Mass culture offers black and white stereotypes, lacking deeper psychological insight. It appears that both authors use its techniques to make sure that their tragic stories reach out to the widest audience possible.  And they actually succeed in this. Although this satisfies the broader demand, part of the audience still seeks a more subtle and intellectual description of the struggle that does not involve the hero – traitor opposition. That time was much more complicated, and there were far more roles.

HISTORICAL JUSTICE

Glorified in elite literature and brought to the fore by the pressure and pace of mass literature, UPA’s heroic exploits will undoubtedly stay in the memory of modern Ukrainians. As numerous facts of its struggle were revealed in the 1990s and huge layers of information are still found and delved into today, the history of the national resistance is no longer a sacral knowledge passed down secretly from the older to the younger generation in families. Today, it is a full-fledged component of civil identity.

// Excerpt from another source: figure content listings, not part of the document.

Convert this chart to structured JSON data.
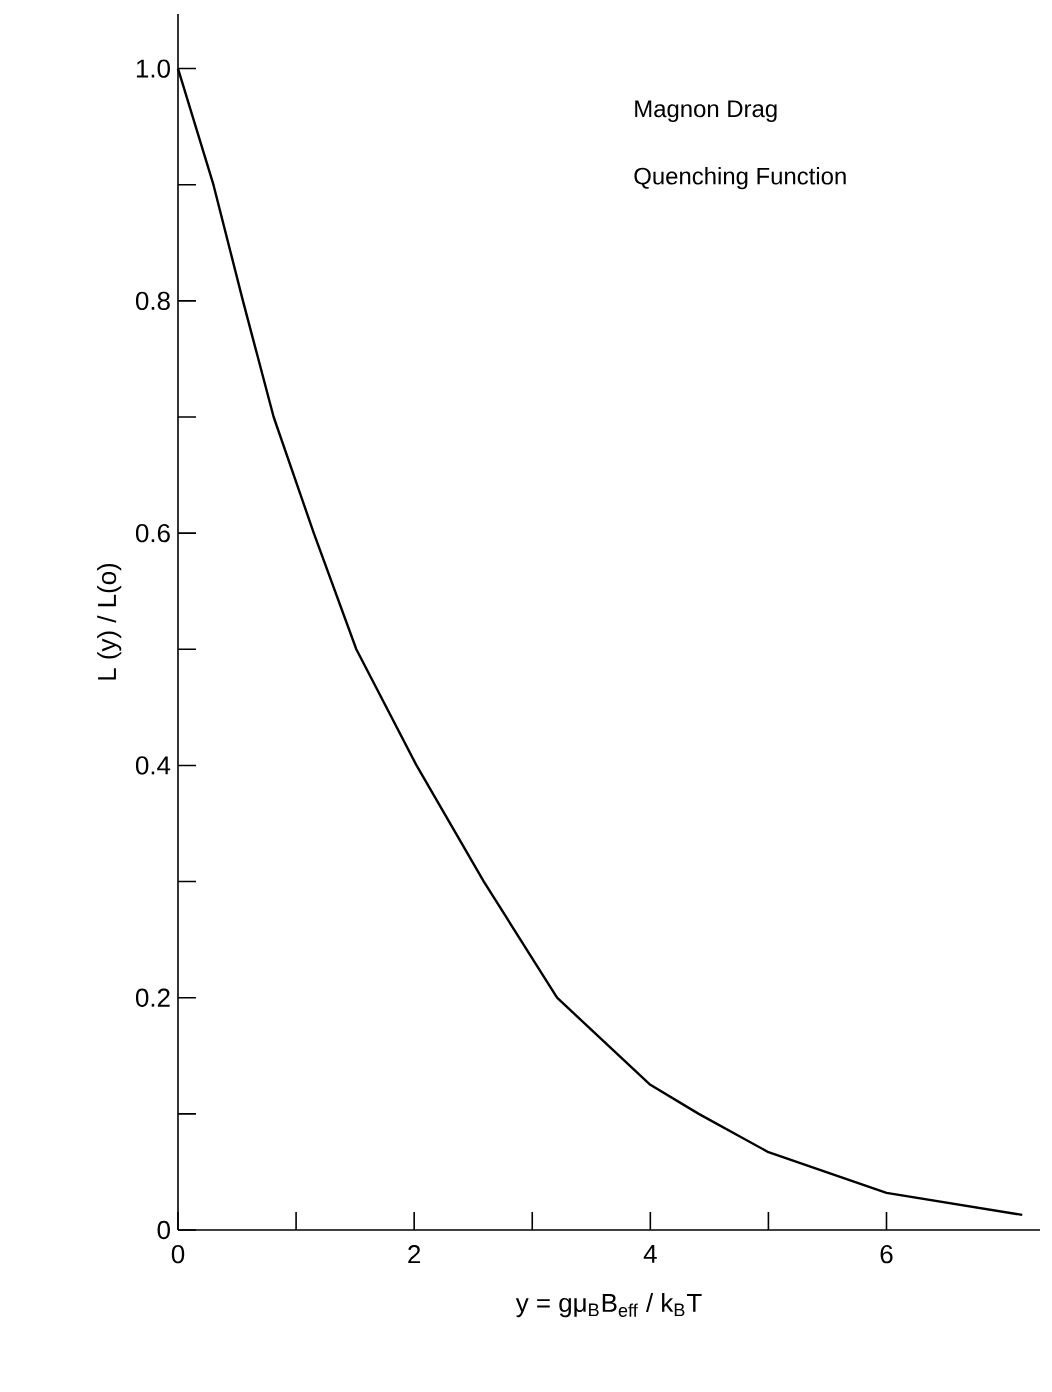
{
  "chart_data": {
    "type": "line",
    "xlabel": "y = gμ$_{B}$B$_{eff}$ / k$_{B}$T",
    "ylabel": "L (y) / L(o)",
    "annotations": [
      "Magnon Drag",
      "Quenching Function"
    ],
    "x": [
      0,
      0.3,
      0.55,
      0.81,
      1.15,
      1.51,
      2.02,
      2.59,
      3.21,
      4.0,
      4.41,
      5.0,
      6.0,
      7.15
    ],
    "values": [
      1.0,
      0.9,
      0.8,
      0.7,
      0.6,
      0.5,
      0.4,
      0.3,
      0.2,
      0.125,
      0.1,
      0.067,
      0.032,
      0.013
    ],
    "color": "#000000",
    "line_style": "solid",
    "marker": "none",
    "xlim": [
      0,
      7.3
    ],
    "ylim": [
      0,
      1.047
    ],
    "xticks": [
      0,
      {
        "value": 1,
        "label": null
      },
      2,
      {
        "value": 3,
        "label": null
      },
      4,
      {
        "value": 5,
        "label": null
      },
      6
    ],
    "yticks": [
      {
        "value": 0,
        "label": "0"
      },
      {
        "value": 0.1,
        "label": null
      },
      0.2,
      {
        "value": 0.3,
        "label": null
      },
      0.4,
      {
        "value": 0.5,
        "label": null
      },
      0.6,
      {
        "value": 0.7,
        "label": null
      },
      0.8,
      {
        "value": 0.9,
        "label": null
      },
      {
        "value": 1.0,
        "label": "1.0"
      }
    ]
  }
}
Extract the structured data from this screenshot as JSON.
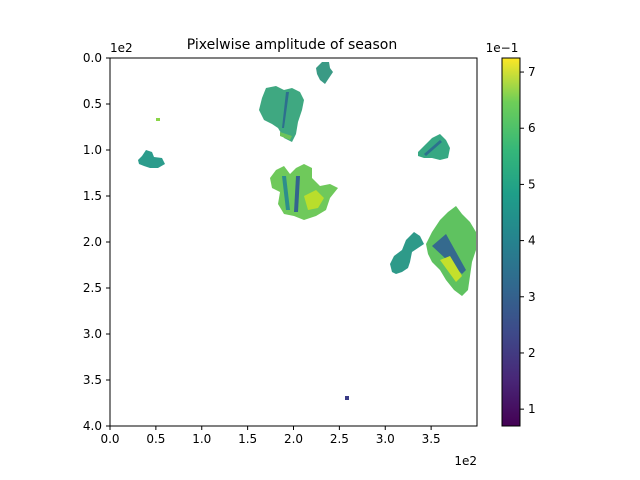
{
  "chart_data": {
    "type": "heatmap",
    "title": "Pixelwise amplitude of season",
    "xlabel": "",
    "ylabel": "",
    "x_range": [
      0,
      400
    ],
    "y_range": [
      0,
      400
    ],
    "y_inverted": true,
    "x_ticks": [
      "0.0",
      "0.5",
      "1.0",
      "1.5",
      "2.0",
      "2.5",
      "3.0",
      "3.5"
    ],
    "x_tick_values": [
      0,
      50,
      100,
      150,
      200,
      250,
      300,
      350
    ],
    "y_ticks": [
      "0.0",
      "0.5",
      "1.0",
      "1.5",
      "2.0",
      "2.5",
      "3.0",
      "3.5",
      "4.0"
    ],
    "y_tick_values": [
      0,
      50,
      100,
      150,
      200,
      250,
      300,
      350,
      400
    ],
    "x_offset_text": "1e2",
    "y_offset_text": "1e2",
    "colormap": "viridis",
    "colorbar": {
      "range": [
        0.7,
        7.25
      ],
      "ticks": [
        "1",
        "2",
        "3",
        "4",
        "5",
        "6",
        "7"
      ],
      "tick_values": [
        1,
        2,
        3,
        4,
        5,
        6,
        7
      ],
      "offset_text": "1e−1"
    },
    "regions": [
      {
        "name": "top-center-small",
        "x": 238,
        "y": 15,
        "value": 4.4
      },
      {
        "name": "upper-left-cluster",
        "x": 195,
        "y": 60,
        "value": 5.2
      },
      {
        "name": "small-dot",
        "x": 52,
        "y": 67,
        "value": 6.3
      },
      {
        "name": "left-patch",
        "x": 47,
        "y": 110,
        "value": 4.1
      },
      {
        "name": "right-upper-patch",
        "x": 356,
        "y": 100,
        "value": 4.7
      },
      {
        "name": "central-cluster",
        "x": 205,
        "y": 150,
        "value": 6.2
      },
      {
        "name": "right-lower-cluster",
        "x": 372,
        "y": 215,
        "value": 6.0
      },
      {
        "name": "right-lower-small",
        "x": 318,
        "y": 220,
        "value": 4.2
      },
      {
        "name": "bottom-dot",
        "x": 258,
        "y": 369,
        "value": 2.8
      }
    ]
  }
}
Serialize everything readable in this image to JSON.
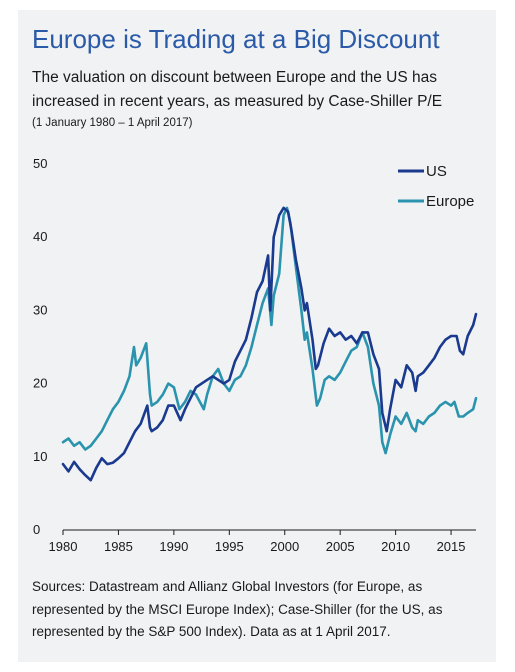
{
  "header": {
    "title": "Europe is Trading at a Big Discount",
    "subtitle": "The valuation on discount between Europe and the US has increased in recent years, as measured by Case-Shiller P/E",
    "date_range": "(1 January 1980 – 1 April 2017)"
  },
  "footer": {
    "sources": "Sources: Datastream and Allianz Global Investors (for Europe, as represented by the MSCI Europe Index); Case-Shiller (for the US, as represented by the S&P 500 Index). Data as at 1 April 2017."
  },
  "colors": {
    "us": "#1a3a8f",
    "europe": "#2a93ad",
    "title": "#2a5aa8",
    "card": "#f1f2f3"
  },
  "chart_data": {
    "type": "line",
    "xlim": [
      1980,
      2017.25
    ],
    "ylim": [
      0,
      50
    ],
    "xticks": [
      1980,
      1985,
      1990,
      1995,
      2000,
      2005,
      2010,
      2015
    ],
    "yticks": [
      0,
      10,
      20,
      30,
      40,
      50
    ],
    "legend_position": "top-right",
    "series": [
      {
        "name": "US",
        "color": "#1a3a8f",
        "points": [
          [
            1980.0,
            9.0
          ],
          [
            1980.5,
            8.0
          ],
          [
            1981.0,
            9.3
          ],
          [
            1981.5,
            8.3
          ],
          [
            1982.0,
            7.5
          ],
          [
            1982.5,
            6.8
          ],
          [
            1983.0,
            8.5
          ],
          [
            1983.5,
            9.8
          ],
          [
            1984.0,
            9.0
          ],
          [
            1984.5,
            9.2
          ],
          [
            1985.0,
            9.8
          ],
          [
            1985.5,
            10.5
          ],
          [
            1986.0,
            12.0
          ],
          [
            1986.5,
            13.5
          ],
          [
            1987.0,
            14.5
          ],
          [
            1987.6,
            17.0
          ],
          [
            1987.85,
            14.0
          ],
          [
            1988.0,
            13.5
          ],
          [
            1988.5,
            14.0
          ],
          [
            1989.0,
            15.0
          ],
          [
            1989.5,
            17.0
          ],
          [
            1990.0,
            17.0
          ],
          [
            1990.6,
            15.0
          ],
          [
            1991.0,
            16.5
          ],
          [
            1991.5,
            18.0
          ],
          [
            1992.0,
            19.5
          ],
          [
            1992.5,
            20.0
          ],
          [
            1993.0,
            20.5
          ],
          [
            1993.5,
            21.0
          ],
          [
            1994.0,
            20.5
          ],
          [
            1994.5,
            20.0
          ],
          [
            1995.0,
            20.5
          ],
          [
            1995.5,
            23.0
          ],
          [
            1996.0,
            24.5
          ],
          [
            1996.5,
            26.0
          ],
          [
            1997.0,
            29.0
          ],
          [
            1997.5,
            32.5
          ],
          [
            1998.0,
            34.0
          ],
          [
            1998.5,
            37.5
          ],
          [
            1998.7,
            30.0
          ],
          [
            1999.0,
            40.0
          ],
          [
            1999.5,
            43.0
          ],
          [
            1999.9,
            44.0
          ],
          [
            2000.3,
            43.5
          ],
          [
            2000.6,
            41.0
          ],
          [
            2001.0,
            37.0
          ],
          [
            2001.5,
            33.0
          ],
          [
            2001.8,
            30.0
          ],
          [
            2002.0,
            31.0
          ],
          [
            2002.5,
            26.0
          ],
          [
            2002.8,
            22.0
          ],
          [
            2003.0,
            22.5
          ],
          [
            2003.5,
            25.5
          ],
          [
            2004.0,
            27.5
          ],
          [
            2004.5,
            26.5
          ],
          [
            2005.0,
            27.0
          ],
          [
            2005.5,
            26.0
          ],
          [
            2006.0,
            26.5
          ],
          [
            2006.5,
            25.5
          ],
          [
            2007.0,
            27.0
          ],
          [
            2007.5,
            27.0
          ],
          [
            2008.0,
            24.0
          ],
          [
            2008.5,
            22.0
          ],
          [
            2008.8,
            16.0
          ],
          [
            2009.2,
            13.5
          ],
          [
            2009.5,
            16.5
          ],
          [
            2010.0,
            20.5
          ],
          [
            2010.5,
            19.5
          ],
          [
            2011.0,
            22.5
          ],
          [
            2011.5,
            21.5
          ],
          [
            2011.8,
            19.0
          ],
          [
            2012.0,
            21.0
          ],
          [
            2012.5,
            21.5
          ],
          [
            2013.0,
            22.5
          ],
          [
            2013.5,
            23.5
          ],
          [
            2014.0,
            25.0
          ],
          [
            2014.5,
            26.0
          ],
          [
            2015.0,
            26.5
          ],
          [
            2015.5,
            26.5
          ],
          [
            2015.8,
            24.5
          ],
          [
            2016.1,
            24.0
          ],
          [
            2016.5,
            26.5
          ],
          [
            2017.0,
            28.0
          ],
          [
            2017.25,
            29.5
          ]
        ]
      },
      {
        "name": "Europe",
        "color": "#2a93ad",
        "points": [
          [
            1980.0,
            12.0
          ],
          [
            1980.5,
            12.5
          ],
          [
            1981.0,
            11.5
          ],
          [
            1981.5,
            12.0
          ],
          [
            1982.0,
            11.0
          ],
          [
            1982.5,
            11.5
          ],
          [
            1983.0,
            12.5
          ],
          [
            1983.5,
            13.5
          ],
          [
            1984.0,
            15.0
          ],
          [
            1984.5,
            16.5
          ],
          [
            1985.0,
            17.5
          ],
          [
            1985.5,
            19.0
          ],
          [
            1986.0,
            21.0
          ],
          [
            1986.4,
            25.0
          ],
          [
            1986.6,
            22.5
          ],
          [
            1987.0,
            23.5
          ],
          [
            1987.5,
            25.5
          ],
          [
            1987.85,
            18.5
          ],
          [
            1988.0,
            17.0
          ],
          [
            1988.5,
            17.5
          ],
          [
            1989.0,
            18.5
          ],
          [
            1989.5,
            20.0
          ],
          [
            1990.0,
            19.5
          ],
          [
            1990.5,
            16.5
          ],
          [
            1991.0,
            17.5
          ],
          [
            1991.5,
            19.0
          ],
          [
            1992.0,
            18.5
          ],
          [
            1992.7,
            16.5
          ],
          [
            1993.0,
            18.5
          ],
          [
            1993.5,
            21.0
          ],
          [
            1994.0,
            22.0
          ],
          [
            1994.5,
            20.0
          ],
          [
            1995.0,
            19.0
          ],
          [
            1995.5,
            20.5
          ],
          [
            1996.0,
            21.0
          ],
          [
            1996.5,
            22.5
          ],
          [
            1997.0,
            25.0
          ],
          [
            1997.5,
            28.0
          ],
          [
            1998.0,
            31.0
          ],
          [
            1998.5,
            33.0
          ],
          [
            1998.8,
            28.0
          ],
          [
            1999.0,
            32.0
          ],
          [
            1999.5,
            35.0
          ],
          [
            1999.9,
            43.0
          ],
          [
            2000.2,
            44.0
          ],
          [
            2000.5,
            42.0
          ],
          [
            2001.0,
            36.0
          ],
          [
            2001.5,
            30.0
          ],
          [
            2001.8,
            26.0
          ],
          [
            2002.0,
            27.0
          ],
          [
            2002.5,
            22.0
          ],
          [
            2002.9,
            17.0
          ],
          [
            2003.2,
            18.0
          ],
          [
            2003.6,
            20.5
          ],
          [
            2004.0,
            21.0
          ],
          [
            2004.5,
            20.5
          ],
          [
            2005.0,
            21.5
          ],
          [
            2005.5,
            23.0
          ],
          [
            2006.0,
            24.5
          ],
          [
            2006.5,
            25.0
          ],
          [
            2007.0,
            27.0
          ],
          [
            2007.5,
            25.0
          ],
          [
            2008.0,
            20.0
          ],
          [
            2008.5,
            17.0
          ],
          [
            2008.8,
            12.0
          ],
          [
            2009.1,
            10.5
          ],
          [
            2009.5,
            13.0
          ],
          [
            2010.0,
            15.5
          ],
          [
            2010.5,
            14.5
          ],
          [
            2011.0,
            16.0
          ],
          [
            2011.5,
            14.0
          ],
          [
            2011.8,
            13.5
          ],
          [
            2012.0,
            15.0
          ],
          [
            2012.5,
            14.5
          ],
          [
            2013.0,
            15.5
          ],
          [
            2013.5,
            16.0
          ],
          [
            2014.0,
            17.0
          ],
          [
            2014.5,
            17.5
          ],
          [
            2015.0,
            17.0
          ],
          [
            2015.3,
            17.5
          ],
          [
            2015.7,
            15.5
          ],
          [
            2016.1,
            15.5
          ],
          [
            2016.5,
            16.0
          ],
          [
            2017.0,
            16.5
          ],
          [
            2017.25,
            18.0
          ]
        ]
      }
    ]
  }
}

In the second decade of Ukrainian independence, episodes of this struggle began to circulate in the mass culture, thus reaching beyond just the borders of Halychyna and Volyn, the heartland of the action, to become recognizable nationwide.

WELL-KNOWN EXAMPLES

“Our Partisans” (“Nashi Partyzany”), a collective recording by Plach Yeremii and Skriabin, was released in 2000. It is a compilation of 11 covers of insurgent songs, including “Hey Hu, Hey Ha”; “We Are Going Forward” (“My Ydem Vpered”); “Ribbon After Ribbon” (“Lenta za Lentoyu”), and “By the Lviv Castle” (“Tam, pid Lvivskym Zamkom”). The record was the first spark of the insurgency theme on a mass scale in Ukraine.

“Sweet Darusia” (“Solodka Darusia”) is an expressionist novel by Maria Matios, and the first Ukrainian bestseller published in 2004, giving a retrospect of a tragedy that evolved in a Bukovyna village during the insurgent struggle against the NKVD.

“The Company of Heroes” (“Zalizna Sotnia”) is a 2004 film directed by Oles Yanchuk based on memoires of Yuriy Borets.

“In the Whirlwind of Struggle” (“U Vyri Borotby”) is arguably the best film ever made about the UPA. Despite its simple plot, the film is a captivating revival of the historical epoch.

“Don’t Tell Anyone” (“Ne Kazhuchy Nikomu”) is a song recorded by Tartak and Andriy Pidluzhniy in 2006. The video for the song is dedicated to the uneven fight between an UPA unit and German soldiers in 1943 near the Zahoriv Monastery in Volyn.  

“Kryivka” is an UPA bunker themed restaurant opened in Lviv in 2007. Visited by nearly 100,000 people annually, it is one of the biggest outlets for UPA souvenirs.

“The Museum of Abandoned Secrets” (Muzey Pokynutykh Sekretiv), a novel by Oksana Zabuzhko, was published in 2009. A monumental saga that started in wartime where one of the key storylines is about the underground activities of OUN, the Organization of Ukrainian Nationalists, and the UPA’s struggle against the NKVD.  

“Tender Ukrainization” (“Lahidna Ukrayinizatsia”) is a project by Antin Mukharsky launched in 2012 as a compilation of Ukrainian-language sarcastic covers of the biggest hits in Russian chanson, a genre of music dedicated to prison life.

“The Tango of Death” (“Tanho Smerti”) is a brand new novel by Yuriy Vynnychuk that intertwines pre-war and wartime Lviv and the 1980s.  Intellectually intriguing and historically thorough, it is one of the best portraits of the psychological atmosphere and everyday culture of that time.